Perché tu mi dici: poeta?
Io non sono un poeta.
Io non sono che un piccolo fanciullo che piange.
Si può immaginare il senso di sgomento da cui sarebbe stato colto Sergio Corazzini di fronte a un post come questo della DANTEBUS. COM/CONCORSO POESIA. Con tutta la fatica che l’autore della poesia-manifesto Desolazione del povero poeta sentimentale aveva fatto per rendere incerta, traslucida, ai limiti dell’inconsistenza la propria figura di poeta, ecco che gli si para davanti un finanziatore/benefattore con una banconota in mano.
– Lei è poeta?
– Certamente no. E’ anche scritto qui: “Io non sono che un piccolo fanciullo che piange”.
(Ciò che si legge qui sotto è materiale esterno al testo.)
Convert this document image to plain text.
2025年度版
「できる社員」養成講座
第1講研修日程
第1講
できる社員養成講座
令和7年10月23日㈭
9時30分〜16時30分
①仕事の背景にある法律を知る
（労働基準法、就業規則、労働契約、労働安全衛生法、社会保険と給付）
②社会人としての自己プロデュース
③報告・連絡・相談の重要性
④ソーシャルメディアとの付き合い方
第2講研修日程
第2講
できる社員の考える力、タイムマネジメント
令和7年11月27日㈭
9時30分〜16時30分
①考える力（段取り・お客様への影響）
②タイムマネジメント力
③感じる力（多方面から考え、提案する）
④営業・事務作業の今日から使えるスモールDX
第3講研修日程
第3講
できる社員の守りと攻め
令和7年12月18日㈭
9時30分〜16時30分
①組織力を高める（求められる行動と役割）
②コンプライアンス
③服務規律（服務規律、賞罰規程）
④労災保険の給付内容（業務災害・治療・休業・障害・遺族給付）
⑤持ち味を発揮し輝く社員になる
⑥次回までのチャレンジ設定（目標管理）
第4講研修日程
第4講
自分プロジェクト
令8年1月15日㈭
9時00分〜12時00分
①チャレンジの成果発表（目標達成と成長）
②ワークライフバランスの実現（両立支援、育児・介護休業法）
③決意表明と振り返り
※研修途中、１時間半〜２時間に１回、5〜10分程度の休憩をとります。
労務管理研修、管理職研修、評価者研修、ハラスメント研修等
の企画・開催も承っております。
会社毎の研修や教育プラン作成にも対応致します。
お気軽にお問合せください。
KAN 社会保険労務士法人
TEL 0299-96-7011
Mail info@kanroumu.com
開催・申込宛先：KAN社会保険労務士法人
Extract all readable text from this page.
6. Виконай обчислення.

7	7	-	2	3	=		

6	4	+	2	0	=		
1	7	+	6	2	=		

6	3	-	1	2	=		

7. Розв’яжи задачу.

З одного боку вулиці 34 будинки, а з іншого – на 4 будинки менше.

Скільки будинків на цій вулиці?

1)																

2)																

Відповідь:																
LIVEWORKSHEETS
– Questo non vuol dire. Ciò che ha scritto non ha niente a che fare col suo statuto di poeta. Nel 1906, lei ha pubblicato una raccolta “Piccolo libro inutile”.
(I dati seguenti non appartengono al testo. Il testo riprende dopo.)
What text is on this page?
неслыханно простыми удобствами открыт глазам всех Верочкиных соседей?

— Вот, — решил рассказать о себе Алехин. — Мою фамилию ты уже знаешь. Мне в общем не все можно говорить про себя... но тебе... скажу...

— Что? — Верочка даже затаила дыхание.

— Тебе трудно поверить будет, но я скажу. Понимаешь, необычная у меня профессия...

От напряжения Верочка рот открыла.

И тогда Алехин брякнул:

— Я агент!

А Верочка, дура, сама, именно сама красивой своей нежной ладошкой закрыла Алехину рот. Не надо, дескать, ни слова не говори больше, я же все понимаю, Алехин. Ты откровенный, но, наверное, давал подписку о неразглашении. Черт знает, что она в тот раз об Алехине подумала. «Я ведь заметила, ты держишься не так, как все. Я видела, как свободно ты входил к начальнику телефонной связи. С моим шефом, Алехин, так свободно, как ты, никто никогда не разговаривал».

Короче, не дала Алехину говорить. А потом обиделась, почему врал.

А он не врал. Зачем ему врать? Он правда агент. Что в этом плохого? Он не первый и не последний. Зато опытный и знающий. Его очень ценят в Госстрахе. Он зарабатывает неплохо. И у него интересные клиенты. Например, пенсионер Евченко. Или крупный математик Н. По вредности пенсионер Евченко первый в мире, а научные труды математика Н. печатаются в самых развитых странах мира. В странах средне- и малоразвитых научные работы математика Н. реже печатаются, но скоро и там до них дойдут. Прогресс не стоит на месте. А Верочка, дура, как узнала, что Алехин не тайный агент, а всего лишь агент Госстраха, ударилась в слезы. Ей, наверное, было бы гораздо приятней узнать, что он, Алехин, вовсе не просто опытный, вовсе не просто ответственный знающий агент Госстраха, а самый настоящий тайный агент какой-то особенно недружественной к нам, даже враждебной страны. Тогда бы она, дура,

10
– Appunto. Non vale la pena di parlarne.
– Un libro di versi. Dunque lei è oggettivamente poeta. E se il libro è inutile, come lei sostiene nel titolo, a maggior ragione va supportato economicamente con 500 euro.
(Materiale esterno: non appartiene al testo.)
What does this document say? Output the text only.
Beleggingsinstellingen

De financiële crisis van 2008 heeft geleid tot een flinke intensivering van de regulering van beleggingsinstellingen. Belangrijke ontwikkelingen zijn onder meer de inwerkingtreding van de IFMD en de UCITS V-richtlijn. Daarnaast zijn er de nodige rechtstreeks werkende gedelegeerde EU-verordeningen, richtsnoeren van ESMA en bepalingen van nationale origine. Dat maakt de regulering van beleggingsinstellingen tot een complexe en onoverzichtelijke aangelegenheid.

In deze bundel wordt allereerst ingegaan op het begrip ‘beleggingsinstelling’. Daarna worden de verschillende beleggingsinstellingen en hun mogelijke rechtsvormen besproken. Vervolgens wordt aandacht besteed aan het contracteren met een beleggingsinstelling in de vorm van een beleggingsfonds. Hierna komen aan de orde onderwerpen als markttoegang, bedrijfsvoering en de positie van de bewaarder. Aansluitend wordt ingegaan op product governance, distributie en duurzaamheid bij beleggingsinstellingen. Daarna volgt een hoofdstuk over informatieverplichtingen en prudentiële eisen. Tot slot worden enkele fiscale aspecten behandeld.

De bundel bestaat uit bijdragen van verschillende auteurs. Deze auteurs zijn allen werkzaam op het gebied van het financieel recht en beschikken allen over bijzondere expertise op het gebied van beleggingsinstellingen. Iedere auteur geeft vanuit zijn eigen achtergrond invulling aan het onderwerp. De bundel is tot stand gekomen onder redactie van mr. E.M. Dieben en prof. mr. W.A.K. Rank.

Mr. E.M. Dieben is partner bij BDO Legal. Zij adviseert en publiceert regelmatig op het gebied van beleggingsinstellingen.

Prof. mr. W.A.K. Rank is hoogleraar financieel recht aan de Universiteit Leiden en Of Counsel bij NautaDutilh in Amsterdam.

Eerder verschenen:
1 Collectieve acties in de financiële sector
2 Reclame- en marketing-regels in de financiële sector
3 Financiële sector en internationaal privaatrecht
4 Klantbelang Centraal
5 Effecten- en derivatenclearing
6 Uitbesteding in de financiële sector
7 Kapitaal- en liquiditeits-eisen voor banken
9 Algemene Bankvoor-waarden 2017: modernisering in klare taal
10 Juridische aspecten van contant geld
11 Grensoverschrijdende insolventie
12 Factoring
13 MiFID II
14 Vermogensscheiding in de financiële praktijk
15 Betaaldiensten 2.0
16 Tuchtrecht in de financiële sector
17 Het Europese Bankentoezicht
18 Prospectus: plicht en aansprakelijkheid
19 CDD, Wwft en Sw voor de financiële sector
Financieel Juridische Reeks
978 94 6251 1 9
– Non se ne parla nemmeno! Se io li accettassi sconfesserei il mio libro. E’ vero che 500 euro sono pochi, ma rappresentano pur sempre un piccolo utile, lei capisce.
– E se il premio istituisse una sezione per non poeti, ne potremmo riparlare?
– Non lo so, è tutto così macchinoso… Sì, forse in questa sezione potrei partecipare, ma senza vincere i 500 euro. Se io venissi premiato in un concorso di poesia, sia pure come non poeta, tutto diventerebbe terribilmente ambiguo.
– No, su questo non posso venirle incontro. Il messaggio è chiaro: “Sei un poeta?/ 500 euro”.
– Allora non se ne fa niente.
– Come crede. Però non dovrebbe essere così rigido.
– Io rigido? Ma niente affatto! Ecco, legga qui… “Io sono un piccolo e dolce fanciullo/ dimenticato da tutti gli umani…”
– Lasciamo perdere. Lo dicevo per lei. Sa quanti si stanno già iscrivendo al concorso?